Dix ans avant Jack l’Éventreur, un serial killer hante les rues et les salons écossais, ensanglantant moins les corps que les abandonnant raides, on ne sait pour quelle funeste raison. Cela ressemble à des morts naturelles mais quelque chose cloche qu’il incombera à l’inspecteur principal Clayton McRae et à son adjoint Davis Batt de porter à la lumière. Car, qu’est-ce qu’il fait noir, dans cette ville. Et, à l’abri des regards, c’est à la chandelle que certains tentent de convoquer l’au-delà. Se pourrait-il que ces inconscients aient libéré le mal désincarné?

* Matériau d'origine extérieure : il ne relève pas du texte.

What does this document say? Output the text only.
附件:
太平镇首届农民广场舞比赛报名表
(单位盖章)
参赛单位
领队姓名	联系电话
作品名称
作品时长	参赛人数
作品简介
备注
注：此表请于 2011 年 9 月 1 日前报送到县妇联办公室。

À l’inverse du démon qui hantera Whitechapel une décennie plus loin, ce sont bien des hommes, mûrs et riches, qui font l’objet de la foudre d’on ne sait quel revenant… ou vivant.

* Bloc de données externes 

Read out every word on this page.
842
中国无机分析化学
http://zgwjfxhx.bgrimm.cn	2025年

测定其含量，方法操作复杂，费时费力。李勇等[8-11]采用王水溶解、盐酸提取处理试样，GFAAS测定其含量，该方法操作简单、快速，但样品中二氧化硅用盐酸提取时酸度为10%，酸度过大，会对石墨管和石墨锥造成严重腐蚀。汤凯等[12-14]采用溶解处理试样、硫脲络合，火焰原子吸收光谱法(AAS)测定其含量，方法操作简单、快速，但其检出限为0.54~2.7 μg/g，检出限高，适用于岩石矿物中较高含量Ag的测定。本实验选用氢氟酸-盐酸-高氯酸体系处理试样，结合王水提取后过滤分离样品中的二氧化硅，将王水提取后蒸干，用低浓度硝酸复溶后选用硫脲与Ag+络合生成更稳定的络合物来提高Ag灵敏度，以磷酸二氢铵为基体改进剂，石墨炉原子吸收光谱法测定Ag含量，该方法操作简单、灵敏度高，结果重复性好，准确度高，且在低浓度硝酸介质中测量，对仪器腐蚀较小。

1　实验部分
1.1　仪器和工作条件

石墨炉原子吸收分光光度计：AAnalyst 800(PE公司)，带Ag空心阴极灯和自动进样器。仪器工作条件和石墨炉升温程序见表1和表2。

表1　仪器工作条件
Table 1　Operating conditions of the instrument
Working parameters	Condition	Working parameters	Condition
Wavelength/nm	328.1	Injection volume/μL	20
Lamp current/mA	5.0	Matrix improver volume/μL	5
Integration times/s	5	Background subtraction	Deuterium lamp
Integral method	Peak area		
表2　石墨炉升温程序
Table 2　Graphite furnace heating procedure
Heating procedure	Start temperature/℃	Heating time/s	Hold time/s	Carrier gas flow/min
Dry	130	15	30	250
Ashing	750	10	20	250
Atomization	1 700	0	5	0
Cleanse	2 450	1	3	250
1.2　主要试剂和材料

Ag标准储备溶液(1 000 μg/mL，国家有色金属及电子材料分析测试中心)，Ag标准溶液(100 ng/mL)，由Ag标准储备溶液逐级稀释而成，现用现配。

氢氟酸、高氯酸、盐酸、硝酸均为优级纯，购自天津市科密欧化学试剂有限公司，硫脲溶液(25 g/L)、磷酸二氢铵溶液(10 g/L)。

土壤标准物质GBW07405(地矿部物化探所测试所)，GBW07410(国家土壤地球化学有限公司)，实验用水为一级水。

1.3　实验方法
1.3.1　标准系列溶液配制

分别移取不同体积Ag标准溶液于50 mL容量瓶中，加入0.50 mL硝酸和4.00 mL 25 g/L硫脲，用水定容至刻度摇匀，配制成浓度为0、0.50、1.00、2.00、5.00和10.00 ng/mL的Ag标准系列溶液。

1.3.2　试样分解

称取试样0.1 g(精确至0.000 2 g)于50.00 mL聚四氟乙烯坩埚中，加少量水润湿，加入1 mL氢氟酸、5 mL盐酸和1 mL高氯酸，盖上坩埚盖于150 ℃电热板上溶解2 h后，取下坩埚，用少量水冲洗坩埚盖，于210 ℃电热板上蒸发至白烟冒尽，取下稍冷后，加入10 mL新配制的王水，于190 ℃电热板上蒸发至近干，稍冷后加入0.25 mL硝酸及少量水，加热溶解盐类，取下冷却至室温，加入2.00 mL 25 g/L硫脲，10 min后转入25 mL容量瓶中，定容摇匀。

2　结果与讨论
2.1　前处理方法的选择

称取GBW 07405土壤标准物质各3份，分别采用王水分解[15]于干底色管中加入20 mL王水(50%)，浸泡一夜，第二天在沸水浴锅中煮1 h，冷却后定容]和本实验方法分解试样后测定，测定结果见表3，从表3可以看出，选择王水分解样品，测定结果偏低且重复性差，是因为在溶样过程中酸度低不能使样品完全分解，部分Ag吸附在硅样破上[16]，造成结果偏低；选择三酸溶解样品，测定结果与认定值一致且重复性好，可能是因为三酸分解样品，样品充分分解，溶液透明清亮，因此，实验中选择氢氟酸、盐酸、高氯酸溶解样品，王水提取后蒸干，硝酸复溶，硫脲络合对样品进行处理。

Dans le monde du Neuvième Art, Jean-Louis Thouard a publié avec parcimonie, mais quand il sort de son antre, quelle expérience que celle proposée par celui qui pourrait être vu comme un enlumineur de la pénombre. Avec son dessin qui crépite, hanté par tous les tourments de ses héros et leurs ennemis, avec un symbolisme toujours bien amené et ces couleurs que bien peu oseraient utiliser de bout en bout dans un album. Préparez vos lampes torches, ça vaut le détour.

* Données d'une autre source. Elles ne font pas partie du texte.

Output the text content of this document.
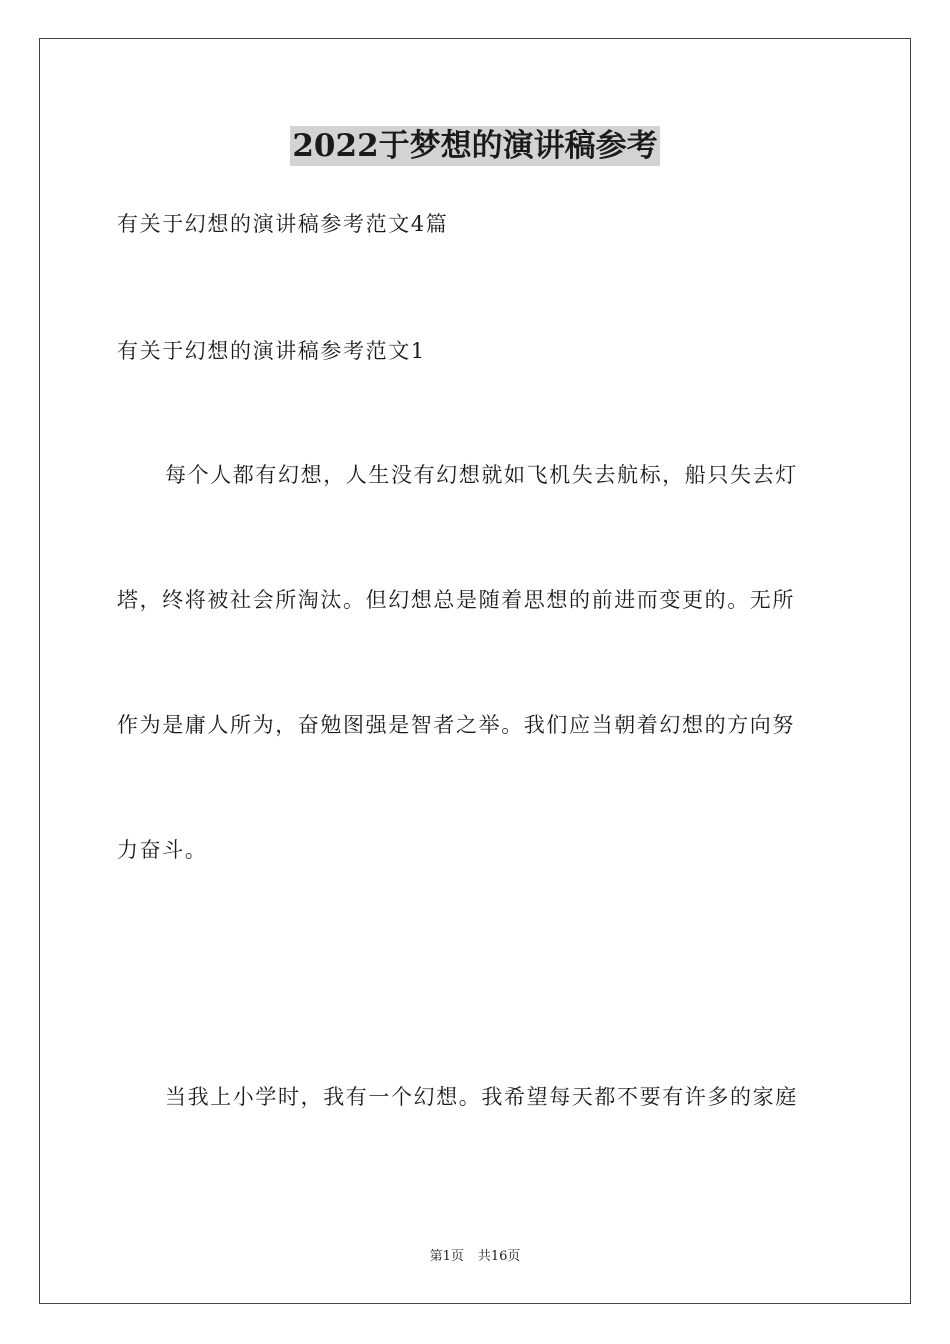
2022于梦想的演讲稿参考
有关于幻想的演讲稿参考范文4篇
有关于幻想的演讲稿参考范文1
每个人都有幻想，人生没有幻想就如飞机失去航标，船只失去灯
塔，终将被社会所淘汰。但幻想总是随着思想的前进而变更的。无所
作为是庸人所为，奋勉图强是智者之举。我们应当朝着幻想的方向努
力奋斗。
当我上小学时，我有一个幻想。我希望每天都不要有许多的家庭
第1页 共16页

Pour le reste, c’est dans une enquête singulière que les deux auteurs nous entraînent, poisseuse, à mi-chemin entre la normalité crasse et le surnaturel, avec des déviances dont les motivations sont pourtant compréhensibles. Mais n’en disons pas trop même si le scénario dévoile le pot-aux-roses beaucoup trop vite à mon goût et permet à la deuxième moitié de l’album d’être assez attendue. Quant à Sir Arthur Conan Doyle dont on nous dit qu’il sera un protagoniste de cette histoire, c’est vrai mais en troisième rideau, son aide à la résolution du mystère étant assez futile et artificielle. Je me demande même si sa présence, comme argument marketing ne déforce pas l’ensemble de cet album dont l’atmosphère et le mystère n’avaient pas forcément besoin du papa de Sherlock Holmes. Bref, ça pêche au niveau du déroulé de l’histoire, mais rien que pour l’esthétique fascinante développée par Thouard, ce Dossier Thanatos vaut plus qu’un coup d’oeil.

À lire aux Éditions Robinson.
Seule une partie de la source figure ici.